Ciara Kelly, MBBCh, BAO, interim clinical director, Sarcoma Oncology Service, Memorial Sloan Kettering Cancer Center, discusses the current and potential roles for ripretinib (Qinlock) in the gastrointestinal stromal tumor (GIST) treatment paradigm.
On May 15, 2020, ripretinib received FDA approval as a fourth-line treatment for patients with advanced GIST who progressed on at least 3 prior kinase inhibitors, including imatinib (Gleevec). This regulatory decision was supported by data from the randomized, placebo-controlled, phase 3 INVICTUS trial (NCT03353753), in which ripretinib significantly increased median progression-free survival (PFS) from 1.0 months (95% CI, 0.9-1.7) in the placebo arm to 6.3 months (95% CI, 4.6-6.9; HR, 0.15 [95% CI, 0.09-0.25; P < .0001]), Kelly reports.
Additionally, the National Comprehensive Cancer Network Guidelines also currently recommend ripretinib for the second-line treatment of patients with advanced GIST who are intolerant to sunitinib (Sutent), Kelly adds. This recommendation is supported by findings from the phase 3 INTRIGUE trial (NCT03673501), which evaluated ripretinib vs sunitinib in the second-line setting. For patients in the KIT-mutant population, the study’s primary end point was PFS, she notes.

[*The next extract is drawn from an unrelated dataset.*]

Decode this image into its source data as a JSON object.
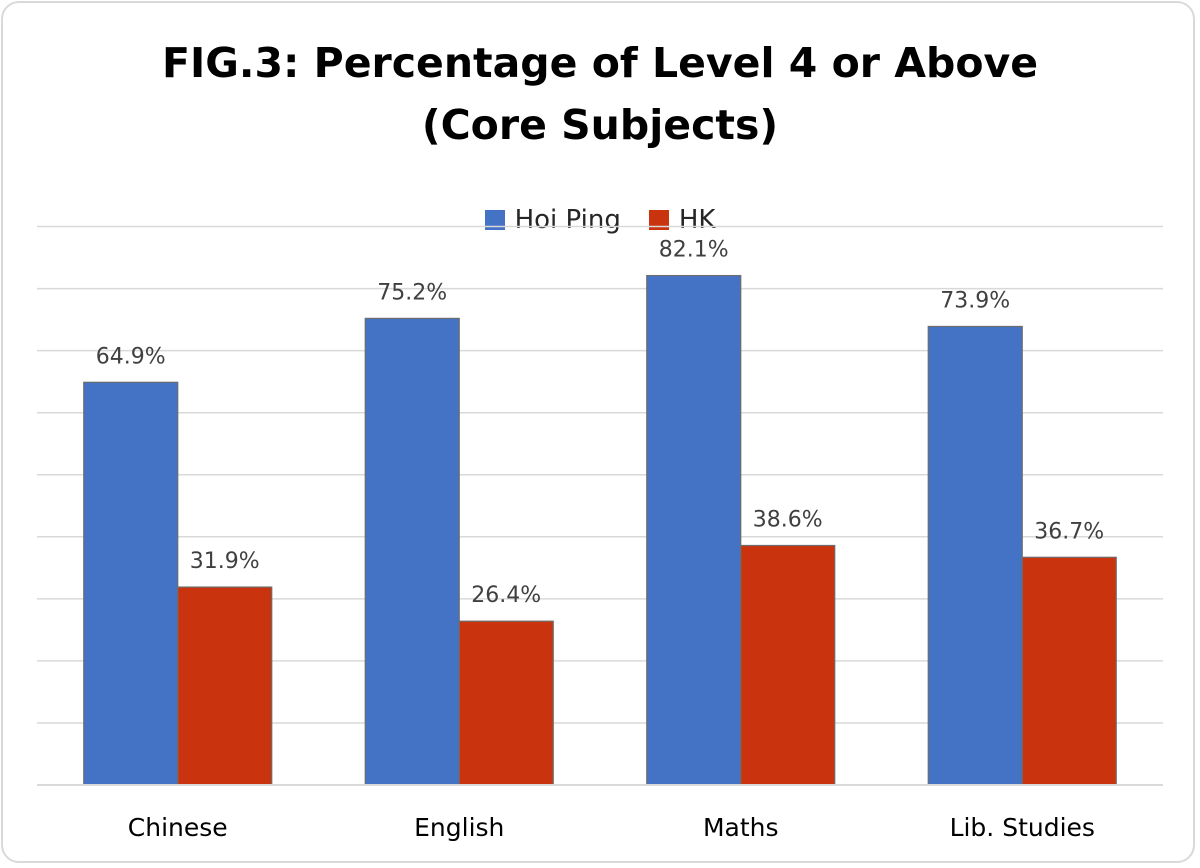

Results showed that the median PFS for patients with GIST harboring only mutations in KIT exon 11 and exons 13/14 was 15.0 months with sunitinib (n = 20) vs 4.0 months with ripretinib (n = 21; HR, 3.94; 95% CI, 1.71-9.11; nominal P = .0005). Furthermore, PFS outcomes with ripretinib were more favorable than those with sunitinib in patients with mutations in KIT exon 11 and exons 17/18 at 14.2 months vs 1.5 months in the ripretinib (n = 27) and sunitinib (n = 25) arms, respectively (HR, 0.22; 95% CI, 0.11-0.44; nominal P < .0001).
Importantly, ripretinib was associated with a more favorable safety profile compared with sunitinib, with fewer grade 3 and 4 adverse effects, Kelly continues. Additionally, ripretinib generated better patient-reported outcomes with respect to tolerability, she notes. These findings highlight ripretinib’s value as a treatment option for patients with GIST, particularly those who cannot tolerate other second-line therapies.